E diceva: «Ciò che esce dall’uomo è quello che rende impuro l’uomo. Dal di dentro infatti, cioè dal cuore degli uomini, escono i propositi di male: impurità, furti, omicidi, adultèri, avidità, malvagità, inganno, dissolutezza, invidia, calunnia, superbia, stoltezza. Tutte queste cose cattive vengono fuori dall’interno e rendono impuro l’uomo».
Racconta il tuo miracolo
se pensi di aver fatto un miracolo.
Combatti per rendere più chiaro
ciò che dici, abbi cura
della tua innocenza
più che della tua bravura.
Non puoi scegliere che posto avere
nel cuore degli altri,
pensa a sistemare gli altri
nel tuo cuore.
(Franco Arminio, Studi sull’amore, Einaudi 2022)
Le opere di Magritte giocano sul rapporto tra percezione e realtà. Qui infatti un quadro sul cavalletto finisce per confondersi col paesaggio che intendeva ritrarre. Commentando l’opera, Magritte disse: «È così che vediamo il mondo: lo vediamo come al di fuori di noi anche se è solo d’una rappresentazione mentale di esso che facciamo esperienza dentro di noi».
A proposito del tema di oggi, mi vien da dire che Gesù non si soffermava sull’aspetto fisico/esteriore delle persone che incontrava. Bensì le ascoltava, facendo emergere così la profondità del loro cuore (che conosceva già). Sapeva ascoltare. Ciò che dovremmo fare noi, senza essere pieni di pregiudizi.
Questo Vangelo che parla di impurità che escono dall’uomo mi riporta all’intervista di papà Francesco di domenica, che ancora una volta ha voluto sottolineare quanto sia negativo il ‘chiacchiericcio’.
È proprio la condizione contraria all’invito evangelico: ci fa vedere solo le piccolezze del prossimo per commentarle con malignità e ci impedisce di metterci in ascolto della bellezza e della sapienza.
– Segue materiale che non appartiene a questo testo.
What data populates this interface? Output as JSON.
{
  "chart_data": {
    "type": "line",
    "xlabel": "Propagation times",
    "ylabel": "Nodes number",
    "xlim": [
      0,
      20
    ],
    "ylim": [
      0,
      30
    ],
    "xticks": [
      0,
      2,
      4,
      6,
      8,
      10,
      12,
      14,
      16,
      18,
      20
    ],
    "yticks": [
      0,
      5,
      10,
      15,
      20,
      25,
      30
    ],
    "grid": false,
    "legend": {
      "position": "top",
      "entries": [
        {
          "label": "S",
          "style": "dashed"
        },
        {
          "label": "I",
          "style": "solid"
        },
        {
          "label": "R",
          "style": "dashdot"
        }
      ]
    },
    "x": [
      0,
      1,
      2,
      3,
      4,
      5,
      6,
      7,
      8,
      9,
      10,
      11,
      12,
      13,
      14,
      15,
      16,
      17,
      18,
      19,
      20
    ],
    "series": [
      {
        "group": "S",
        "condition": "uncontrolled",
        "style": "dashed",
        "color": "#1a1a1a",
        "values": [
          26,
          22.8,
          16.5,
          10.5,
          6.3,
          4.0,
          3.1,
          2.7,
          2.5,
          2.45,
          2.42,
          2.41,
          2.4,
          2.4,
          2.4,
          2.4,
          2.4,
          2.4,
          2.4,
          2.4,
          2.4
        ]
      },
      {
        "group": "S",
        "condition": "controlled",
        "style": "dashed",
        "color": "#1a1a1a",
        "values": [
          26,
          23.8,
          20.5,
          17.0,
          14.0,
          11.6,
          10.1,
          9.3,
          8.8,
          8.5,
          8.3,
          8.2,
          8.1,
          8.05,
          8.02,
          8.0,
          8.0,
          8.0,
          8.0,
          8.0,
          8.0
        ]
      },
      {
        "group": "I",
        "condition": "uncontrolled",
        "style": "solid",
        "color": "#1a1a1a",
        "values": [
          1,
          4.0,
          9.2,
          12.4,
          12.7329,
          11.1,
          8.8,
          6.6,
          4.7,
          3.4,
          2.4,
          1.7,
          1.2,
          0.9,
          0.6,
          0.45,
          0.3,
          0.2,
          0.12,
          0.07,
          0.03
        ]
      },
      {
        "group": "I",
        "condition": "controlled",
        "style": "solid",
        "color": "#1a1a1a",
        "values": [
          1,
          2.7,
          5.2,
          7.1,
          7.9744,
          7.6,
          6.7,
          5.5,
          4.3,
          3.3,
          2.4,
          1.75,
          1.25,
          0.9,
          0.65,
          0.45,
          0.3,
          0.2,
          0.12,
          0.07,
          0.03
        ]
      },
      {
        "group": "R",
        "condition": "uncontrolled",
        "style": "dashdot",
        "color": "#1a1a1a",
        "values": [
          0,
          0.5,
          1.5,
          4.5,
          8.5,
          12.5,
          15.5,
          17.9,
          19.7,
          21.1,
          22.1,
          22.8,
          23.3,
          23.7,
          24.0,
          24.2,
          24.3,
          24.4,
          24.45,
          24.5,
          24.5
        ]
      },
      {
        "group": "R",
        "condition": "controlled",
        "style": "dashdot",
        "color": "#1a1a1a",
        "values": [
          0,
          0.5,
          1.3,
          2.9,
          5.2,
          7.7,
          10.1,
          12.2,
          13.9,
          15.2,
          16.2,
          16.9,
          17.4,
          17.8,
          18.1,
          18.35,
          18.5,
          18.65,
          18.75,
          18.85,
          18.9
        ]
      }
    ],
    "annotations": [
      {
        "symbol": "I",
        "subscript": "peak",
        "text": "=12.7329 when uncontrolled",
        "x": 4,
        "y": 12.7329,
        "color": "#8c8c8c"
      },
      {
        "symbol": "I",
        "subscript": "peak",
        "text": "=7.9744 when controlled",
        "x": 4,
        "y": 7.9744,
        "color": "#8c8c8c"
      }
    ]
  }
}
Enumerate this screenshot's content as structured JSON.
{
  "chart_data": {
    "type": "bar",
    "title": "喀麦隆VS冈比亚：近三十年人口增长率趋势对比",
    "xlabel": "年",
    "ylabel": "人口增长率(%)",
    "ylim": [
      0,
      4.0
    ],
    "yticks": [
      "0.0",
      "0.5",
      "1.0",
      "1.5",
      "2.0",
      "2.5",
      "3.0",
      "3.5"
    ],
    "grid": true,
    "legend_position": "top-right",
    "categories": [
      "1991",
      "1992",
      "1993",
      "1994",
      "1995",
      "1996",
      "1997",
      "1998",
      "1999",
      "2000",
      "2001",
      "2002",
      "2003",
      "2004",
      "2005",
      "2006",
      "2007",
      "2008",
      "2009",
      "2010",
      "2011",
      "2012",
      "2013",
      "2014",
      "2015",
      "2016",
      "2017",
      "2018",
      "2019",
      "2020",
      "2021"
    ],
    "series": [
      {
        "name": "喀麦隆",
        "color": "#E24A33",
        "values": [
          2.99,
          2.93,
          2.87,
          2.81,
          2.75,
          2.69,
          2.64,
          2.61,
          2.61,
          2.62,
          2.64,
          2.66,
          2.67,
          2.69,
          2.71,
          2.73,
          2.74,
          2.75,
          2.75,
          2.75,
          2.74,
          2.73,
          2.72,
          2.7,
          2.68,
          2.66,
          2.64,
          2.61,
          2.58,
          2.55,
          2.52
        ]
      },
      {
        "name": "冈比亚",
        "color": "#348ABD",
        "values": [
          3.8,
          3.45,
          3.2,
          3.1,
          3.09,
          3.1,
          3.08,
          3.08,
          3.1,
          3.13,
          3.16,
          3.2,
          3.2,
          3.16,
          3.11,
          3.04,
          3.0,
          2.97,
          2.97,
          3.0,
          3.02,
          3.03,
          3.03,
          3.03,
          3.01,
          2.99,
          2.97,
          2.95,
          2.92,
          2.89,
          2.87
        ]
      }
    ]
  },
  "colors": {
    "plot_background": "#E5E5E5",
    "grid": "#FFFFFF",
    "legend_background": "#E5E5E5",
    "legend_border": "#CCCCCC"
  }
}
“L’abito non fa’ il monaco” così dice un proverbio, come a dire: non fermarti a guardare le persone e basta, perché è inevitabile poi dare dei giudizi non veritieri. C’è bisogno, invece, di ascoltare e di essere ascoltati, proprio perché questo mondo è caotico e disordinato. Tutti corrono, tutti hanno fretta (di fare cosa poi?) e vivono con stress ogni aspetto della loro giornata. Fermiamoci. Ascoltiamo non solo i suoni della natura che danno pace al cuore, ascoltiamo anche le storie, le preoccupazioni, le gioie delle persone che incontriamo. È solo in questo modo che questo mondo diventa meno caotico e disordinato.